Да и потом, уже взрослым, он не мог похвалиться здоровьем. "Желудочные боли, кровохарканье, головокружение, когда темнеет в глазах..." – все так, как писал он в письмах, адресованных нам в темницу... Оказалось, что путешествие в Хата, когда по пути он вздумал навестить нас, было предпринято для того, чтобы продавать вразнос лекарства собственного изготовления. "Ныне, чтобы прокормить себя и семью, мне ничего другого не остается, как встать на путь преступления..." – писал он в ту пору кому-то из своих друзей в Киото. И все же, рассказывая о пережитом, он говорил весело, словно дело шло о совсем постороннем для него человеке, и речь его, полная добродушного юмора, в конце концов, развеселила матушку.

– Даже на похороны отца мне пришлось одолжить у приятеля кимоно и хаори... Богатство и бедность не вечны и приходят на смену друг другу, так что не стоит из-за этого убиваться...

Я смотрела на него и думала, что он преждевременно постарел, наверно, не только из-за болезней и выпавших на его долю лишений, но еще и потому, что мужественно сопротивлялся судьбе.

Вернулась кормилица, приготовила кое-какую закуску, к нам присоединились старый Игути с сыном, все расположились у очага, и в ход пошли чарки с сакэ.

Сэнсэй достал из складок одежды миниатюрную тушечницу и, покусывая кончик кисти, написал и протянул мне следующий шутливый экспромт:

ГОСПОЖЕ НОНАКА, ПО СЛУЧАЮ ВСТРЕЧИ

На Ваш облик смотрю

И в волнении слезы роняю,

Нет, не зря рождено

Дитя в благородной семье.

Красоту Ваших черт

Я Комати 1 самой уподоблю,

Вы в движеньях своих

Весеннему ветру сродни.

Солнце заключено

В очертаньях зеркального диска

Вас низвергла судьба

За железные двери тюрьмы2.

Но старались душой,

И усердью явилась награда,

Прах и тьму одолев,

Засияла свободно луна.

1 Комати – прославленная поэтесса древности, знаменитая еще и своей красотой.

2 В старину в Японии и в Китае зеркала изготовляли из полированной бронзы.

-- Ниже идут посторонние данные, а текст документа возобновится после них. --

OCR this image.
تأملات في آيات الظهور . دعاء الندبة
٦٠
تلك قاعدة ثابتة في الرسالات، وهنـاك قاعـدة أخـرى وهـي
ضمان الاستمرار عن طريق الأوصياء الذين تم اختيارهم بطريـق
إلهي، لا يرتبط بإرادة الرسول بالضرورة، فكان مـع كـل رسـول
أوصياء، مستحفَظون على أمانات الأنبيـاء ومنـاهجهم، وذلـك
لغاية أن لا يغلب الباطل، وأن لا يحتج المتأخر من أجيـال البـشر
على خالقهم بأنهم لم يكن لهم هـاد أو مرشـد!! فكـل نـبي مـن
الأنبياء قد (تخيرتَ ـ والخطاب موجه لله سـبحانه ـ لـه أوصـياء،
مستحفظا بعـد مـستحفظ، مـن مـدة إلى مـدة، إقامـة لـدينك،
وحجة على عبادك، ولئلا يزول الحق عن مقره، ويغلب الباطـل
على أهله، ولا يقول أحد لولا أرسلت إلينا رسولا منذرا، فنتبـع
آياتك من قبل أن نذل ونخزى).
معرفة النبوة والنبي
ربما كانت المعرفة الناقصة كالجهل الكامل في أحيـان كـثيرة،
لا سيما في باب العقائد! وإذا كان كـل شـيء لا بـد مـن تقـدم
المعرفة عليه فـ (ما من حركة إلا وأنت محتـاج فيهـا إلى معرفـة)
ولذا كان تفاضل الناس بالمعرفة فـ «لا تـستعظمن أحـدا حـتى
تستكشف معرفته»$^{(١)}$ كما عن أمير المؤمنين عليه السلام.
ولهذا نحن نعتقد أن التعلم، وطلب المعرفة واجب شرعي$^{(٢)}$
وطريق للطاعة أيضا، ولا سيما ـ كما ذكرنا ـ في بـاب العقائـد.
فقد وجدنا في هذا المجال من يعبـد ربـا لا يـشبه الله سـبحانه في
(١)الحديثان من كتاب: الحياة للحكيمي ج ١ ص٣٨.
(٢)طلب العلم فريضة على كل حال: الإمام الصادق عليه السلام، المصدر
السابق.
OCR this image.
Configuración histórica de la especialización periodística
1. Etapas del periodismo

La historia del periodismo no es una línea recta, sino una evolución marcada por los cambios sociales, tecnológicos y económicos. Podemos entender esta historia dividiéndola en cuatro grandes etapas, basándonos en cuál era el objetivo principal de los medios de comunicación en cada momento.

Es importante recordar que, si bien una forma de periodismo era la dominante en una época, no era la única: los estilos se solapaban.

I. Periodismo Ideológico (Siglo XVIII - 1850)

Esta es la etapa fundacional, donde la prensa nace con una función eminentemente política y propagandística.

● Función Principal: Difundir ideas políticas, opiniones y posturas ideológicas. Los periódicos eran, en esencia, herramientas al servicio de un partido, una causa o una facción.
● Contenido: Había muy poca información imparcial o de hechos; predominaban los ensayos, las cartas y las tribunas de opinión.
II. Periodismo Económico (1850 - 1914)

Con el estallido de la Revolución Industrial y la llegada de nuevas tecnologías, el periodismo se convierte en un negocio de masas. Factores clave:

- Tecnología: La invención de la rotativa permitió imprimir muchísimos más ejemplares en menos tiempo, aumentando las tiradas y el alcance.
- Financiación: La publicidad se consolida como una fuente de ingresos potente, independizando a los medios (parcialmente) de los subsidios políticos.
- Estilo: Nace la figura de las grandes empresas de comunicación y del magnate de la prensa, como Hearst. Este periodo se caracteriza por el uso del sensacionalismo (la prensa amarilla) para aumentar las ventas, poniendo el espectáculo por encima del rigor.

Это был парафраз стихов, присланных некогда мне в темницу, в ответ на китайские стихи, которые я сочинила и послала сэнсэю. Тогда он тоже ответил мне стихами:

ПОСВЯЩАЕТСЯ ГОСПОЖЕ НОНАКА

На Ваш почерк смотрю

И в волнении слезы роняю,

Нет, не зря рождено

Дитя в благородной семье.

Ваш изысканный стиль

Я Комати самой уподоблю,

Вы в познаньях своих

Мудрецам и ученым сродни.

Солнце заключено

В очертаньях зеркального диска,

Вас низвергла судьба

За железные двери тюрьмы.

Но старайтесь душой,

И усердию будет награда,

Прах и тьму одолев,

Ясным светом засветит луна.

Перевод В. Сановича.

Теперь, в шутливой импровизации, он отнес похвалы, обращенные когда-то к моим стихам, к моей внешности и манерам. Я приняла этот экспромт с улыбкой, но в душе почувствовала смятение.

Пусть это только узоры поэзии, всего лишь шутка, но за ней я ощутила пристальный взгляд мужчины. Вероятно, я показалась сэнсэю странной сорокалетняя женщина с несбритыми бровями, с зубами, не покрытыми чернью, в кимоно с длинными рукавами...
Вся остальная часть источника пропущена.